Across from the adventure playground, where she sat waiting, across the areas marked out for rugby and football, was Beech Street, with scarcely any traffic in the evening, its commercial buildings all dark. To her left was the much busier Ash Road, along which she could hear but not see the traffic as it rumbled past. A hedge of trees separated the Green from the road, and from the service road which branched off it, down to the council depot, which was hidden in a dip, on a level with the houses that lined Ash Road.
It gave the illusion of countryside, of loneliness. But she wouldn’t be lonely when Colin came. They had laughed at her, laughed at the very idea of her and Colin. She’d show them.
She got up to wander through the columns of tyres and wooden climbing frames. She didn’t know when Colin would appear; she just knew that he would, because he always came home this way, and on Tuesday nights, hidden by the structures of the adventure playground, she always waited for him.
But tonight was going to be different; she had made that clear to him in her letter.
CHAPTER THREE
Ten past nine. Lloyd sipped an indifferent whisky and looked round the bar, where huddles of people sat actually discussing the stuff they had been listening to all day. They used jargon as though it were holy scripture, and spoke about modems and windows as though they were the deity.
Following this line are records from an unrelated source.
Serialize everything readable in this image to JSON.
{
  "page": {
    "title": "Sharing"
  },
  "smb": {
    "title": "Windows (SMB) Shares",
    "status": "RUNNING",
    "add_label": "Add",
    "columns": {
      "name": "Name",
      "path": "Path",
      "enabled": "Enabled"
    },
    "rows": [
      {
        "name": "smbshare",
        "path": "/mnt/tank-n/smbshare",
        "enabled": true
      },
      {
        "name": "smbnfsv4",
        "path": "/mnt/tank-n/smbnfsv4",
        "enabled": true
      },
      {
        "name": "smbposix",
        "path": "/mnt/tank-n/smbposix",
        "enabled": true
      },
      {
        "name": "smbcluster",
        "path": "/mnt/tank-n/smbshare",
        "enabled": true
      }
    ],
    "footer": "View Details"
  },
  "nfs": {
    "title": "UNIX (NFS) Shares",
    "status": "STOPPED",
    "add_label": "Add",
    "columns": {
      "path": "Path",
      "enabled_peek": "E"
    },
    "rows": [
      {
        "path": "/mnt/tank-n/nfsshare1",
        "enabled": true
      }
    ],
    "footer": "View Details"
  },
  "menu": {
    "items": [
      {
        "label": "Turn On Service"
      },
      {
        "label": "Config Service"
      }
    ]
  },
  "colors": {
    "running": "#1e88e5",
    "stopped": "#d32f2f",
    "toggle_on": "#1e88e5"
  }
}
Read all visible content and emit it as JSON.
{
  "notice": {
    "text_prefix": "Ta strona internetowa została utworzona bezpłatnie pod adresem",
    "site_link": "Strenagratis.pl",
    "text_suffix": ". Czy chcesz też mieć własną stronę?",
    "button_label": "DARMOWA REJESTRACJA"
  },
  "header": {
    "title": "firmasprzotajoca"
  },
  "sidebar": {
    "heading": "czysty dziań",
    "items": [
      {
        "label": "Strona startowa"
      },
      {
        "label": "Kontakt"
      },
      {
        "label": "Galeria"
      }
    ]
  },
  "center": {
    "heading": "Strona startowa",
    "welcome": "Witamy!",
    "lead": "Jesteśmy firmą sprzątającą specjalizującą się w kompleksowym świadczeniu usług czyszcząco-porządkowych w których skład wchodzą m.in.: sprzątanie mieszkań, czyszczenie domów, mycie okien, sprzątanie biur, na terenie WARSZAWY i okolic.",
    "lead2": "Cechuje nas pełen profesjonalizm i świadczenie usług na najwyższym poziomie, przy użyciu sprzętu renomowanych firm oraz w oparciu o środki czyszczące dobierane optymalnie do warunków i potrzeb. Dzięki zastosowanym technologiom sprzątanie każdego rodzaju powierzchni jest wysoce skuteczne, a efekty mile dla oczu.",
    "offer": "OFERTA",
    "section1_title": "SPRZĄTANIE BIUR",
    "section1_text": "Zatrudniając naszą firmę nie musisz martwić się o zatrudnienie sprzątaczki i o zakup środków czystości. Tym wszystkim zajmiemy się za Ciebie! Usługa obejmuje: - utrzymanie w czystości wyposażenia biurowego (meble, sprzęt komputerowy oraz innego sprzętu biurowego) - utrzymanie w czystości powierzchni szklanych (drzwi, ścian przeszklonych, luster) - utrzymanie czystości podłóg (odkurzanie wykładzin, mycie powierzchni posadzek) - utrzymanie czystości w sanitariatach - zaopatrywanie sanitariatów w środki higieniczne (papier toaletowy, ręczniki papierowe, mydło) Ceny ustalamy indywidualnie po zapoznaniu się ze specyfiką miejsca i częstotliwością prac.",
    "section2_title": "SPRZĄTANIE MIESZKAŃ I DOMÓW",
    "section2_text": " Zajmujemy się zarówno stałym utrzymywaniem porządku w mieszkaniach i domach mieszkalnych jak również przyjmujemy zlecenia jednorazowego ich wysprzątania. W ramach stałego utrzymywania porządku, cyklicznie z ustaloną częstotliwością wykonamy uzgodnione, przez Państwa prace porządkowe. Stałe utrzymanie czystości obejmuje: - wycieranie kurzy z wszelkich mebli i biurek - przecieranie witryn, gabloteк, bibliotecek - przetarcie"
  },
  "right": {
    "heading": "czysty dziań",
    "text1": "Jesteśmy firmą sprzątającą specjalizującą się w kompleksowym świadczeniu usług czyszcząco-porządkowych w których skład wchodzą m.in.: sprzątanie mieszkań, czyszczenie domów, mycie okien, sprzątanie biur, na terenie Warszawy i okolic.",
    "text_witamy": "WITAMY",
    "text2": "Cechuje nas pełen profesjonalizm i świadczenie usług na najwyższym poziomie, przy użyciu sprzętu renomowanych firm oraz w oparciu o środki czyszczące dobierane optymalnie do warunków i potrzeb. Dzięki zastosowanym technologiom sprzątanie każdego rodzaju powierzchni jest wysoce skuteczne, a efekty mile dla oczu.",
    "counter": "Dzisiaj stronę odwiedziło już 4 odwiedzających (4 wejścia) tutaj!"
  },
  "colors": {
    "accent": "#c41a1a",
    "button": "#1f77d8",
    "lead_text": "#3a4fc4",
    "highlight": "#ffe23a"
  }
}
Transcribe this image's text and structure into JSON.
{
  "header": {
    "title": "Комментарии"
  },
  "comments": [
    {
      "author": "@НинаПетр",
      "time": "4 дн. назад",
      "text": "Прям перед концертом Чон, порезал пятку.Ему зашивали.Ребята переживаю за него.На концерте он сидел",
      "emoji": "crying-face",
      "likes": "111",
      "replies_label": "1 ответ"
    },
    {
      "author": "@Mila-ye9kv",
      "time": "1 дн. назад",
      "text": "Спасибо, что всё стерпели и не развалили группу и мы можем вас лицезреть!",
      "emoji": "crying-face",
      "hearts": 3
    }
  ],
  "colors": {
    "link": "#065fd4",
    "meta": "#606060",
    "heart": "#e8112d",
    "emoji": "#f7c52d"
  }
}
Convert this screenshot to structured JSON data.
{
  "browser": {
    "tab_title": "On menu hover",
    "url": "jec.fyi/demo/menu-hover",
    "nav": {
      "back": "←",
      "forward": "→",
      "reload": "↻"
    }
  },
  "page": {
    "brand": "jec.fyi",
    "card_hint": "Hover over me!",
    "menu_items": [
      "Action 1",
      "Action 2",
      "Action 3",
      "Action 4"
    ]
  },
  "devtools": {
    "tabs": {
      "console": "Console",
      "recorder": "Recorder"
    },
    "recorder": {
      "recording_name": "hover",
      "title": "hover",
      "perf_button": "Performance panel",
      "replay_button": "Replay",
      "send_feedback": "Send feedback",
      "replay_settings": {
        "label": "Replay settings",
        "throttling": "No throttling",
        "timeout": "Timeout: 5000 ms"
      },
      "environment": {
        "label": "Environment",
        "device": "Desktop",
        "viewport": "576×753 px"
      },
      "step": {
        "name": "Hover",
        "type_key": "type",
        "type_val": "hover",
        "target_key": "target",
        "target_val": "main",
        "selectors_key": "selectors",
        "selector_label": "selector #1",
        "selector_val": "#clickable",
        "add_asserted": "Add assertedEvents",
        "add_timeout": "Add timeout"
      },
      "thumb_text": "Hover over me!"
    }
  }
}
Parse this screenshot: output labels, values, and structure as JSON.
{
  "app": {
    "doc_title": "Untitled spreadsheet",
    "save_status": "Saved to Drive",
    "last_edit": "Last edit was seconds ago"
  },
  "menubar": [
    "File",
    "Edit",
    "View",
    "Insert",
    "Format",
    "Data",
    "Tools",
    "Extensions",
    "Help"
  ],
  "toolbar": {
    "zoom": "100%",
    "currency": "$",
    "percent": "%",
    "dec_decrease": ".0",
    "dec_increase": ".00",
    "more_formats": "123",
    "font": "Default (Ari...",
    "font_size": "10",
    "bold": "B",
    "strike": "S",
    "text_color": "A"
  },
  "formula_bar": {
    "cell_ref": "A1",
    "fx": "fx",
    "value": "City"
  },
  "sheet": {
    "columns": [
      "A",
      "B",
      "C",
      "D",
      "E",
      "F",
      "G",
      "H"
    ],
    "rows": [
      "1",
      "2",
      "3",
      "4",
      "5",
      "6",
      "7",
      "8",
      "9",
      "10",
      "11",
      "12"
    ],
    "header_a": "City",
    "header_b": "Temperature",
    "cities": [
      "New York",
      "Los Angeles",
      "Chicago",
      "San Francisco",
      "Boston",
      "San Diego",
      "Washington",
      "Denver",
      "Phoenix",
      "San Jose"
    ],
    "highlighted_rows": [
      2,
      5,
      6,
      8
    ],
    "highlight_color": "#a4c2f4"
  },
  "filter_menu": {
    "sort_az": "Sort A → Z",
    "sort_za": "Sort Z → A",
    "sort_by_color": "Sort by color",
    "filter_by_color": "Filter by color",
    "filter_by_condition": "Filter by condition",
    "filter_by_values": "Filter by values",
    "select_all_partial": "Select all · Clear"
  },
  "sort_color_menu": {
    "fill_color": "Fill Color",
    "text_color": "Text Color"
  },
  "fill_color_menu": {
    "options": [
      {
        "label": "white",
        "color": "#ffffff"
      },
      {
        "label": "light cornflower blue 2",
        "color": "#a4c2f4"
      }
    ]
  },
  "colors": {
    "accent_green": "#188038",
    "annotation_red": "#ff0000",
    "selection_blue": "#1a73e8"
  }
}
Judy had, not unnaturally, asked why he had been so keen to g
o on the Leadership Development Program. His answer had been that he had a few years to go before he would have put in his thirty years, and early retirement on a reduced pension did not appeal.
That, he had told her, was the likely outcome of the changes about to be forced on the police, unless he got a rank that kept him clear of it, and to do that he had to be up to date with current command thinking.
In truth, there was a possibility of his being kept on at his current salary with the rank of inspector, and a desire to continue to outrank Judy might have quite a lot to do with his late-flowering ambition, but he tried not to think about that. His male chauvinist tendencies bothered him a little.
Neither of those reasons, needless to say, were the ones he had given Them. He had been scheduled to attend a Junior Command Course, to which this was the successor, after his promotion to Chief Inspector, but had been prevented from doing so by, of all things, appendicitis. He had never reapplied, and now, some years later, it should have been too late. But They had understood his belated desire to reach, if not for the sky, then at least for a hand-hold on the rooftiles.
So many senior police officers had been on accelerated promotion that, in Lloyd’s official opinion, the opinion of the short bald bloke, there was a danger of a lack of empathy with the officers under their command, most of whom had achieved whatever rank they had by putting in years of service.
And if, he had said earnestly, in his man-of-the-people Welsh accent, as opposed to his expensively educated Welsh accent, his sinister Welsh accent, or his literary Welsh accent—the one that got Judy going—if a them and us situation was to be avoided, it seemed to him essential that a balance of old and new be maintained at the top.
Every round of interviews had seen him expand on his theme, which he found even more boring than they did; they had let him go on the course simply to shut him up, he was sure.
He had mistakenly thought that no one else had discovered this pub, its being a considerable distance away from Bramshill and not exactly the most welcoming place on earth, but it hadn’t remained undiscovered. The serious mob had found it. The ones who didn’t want to let their hair down, who had probably never let their hair down in their lives, had found it.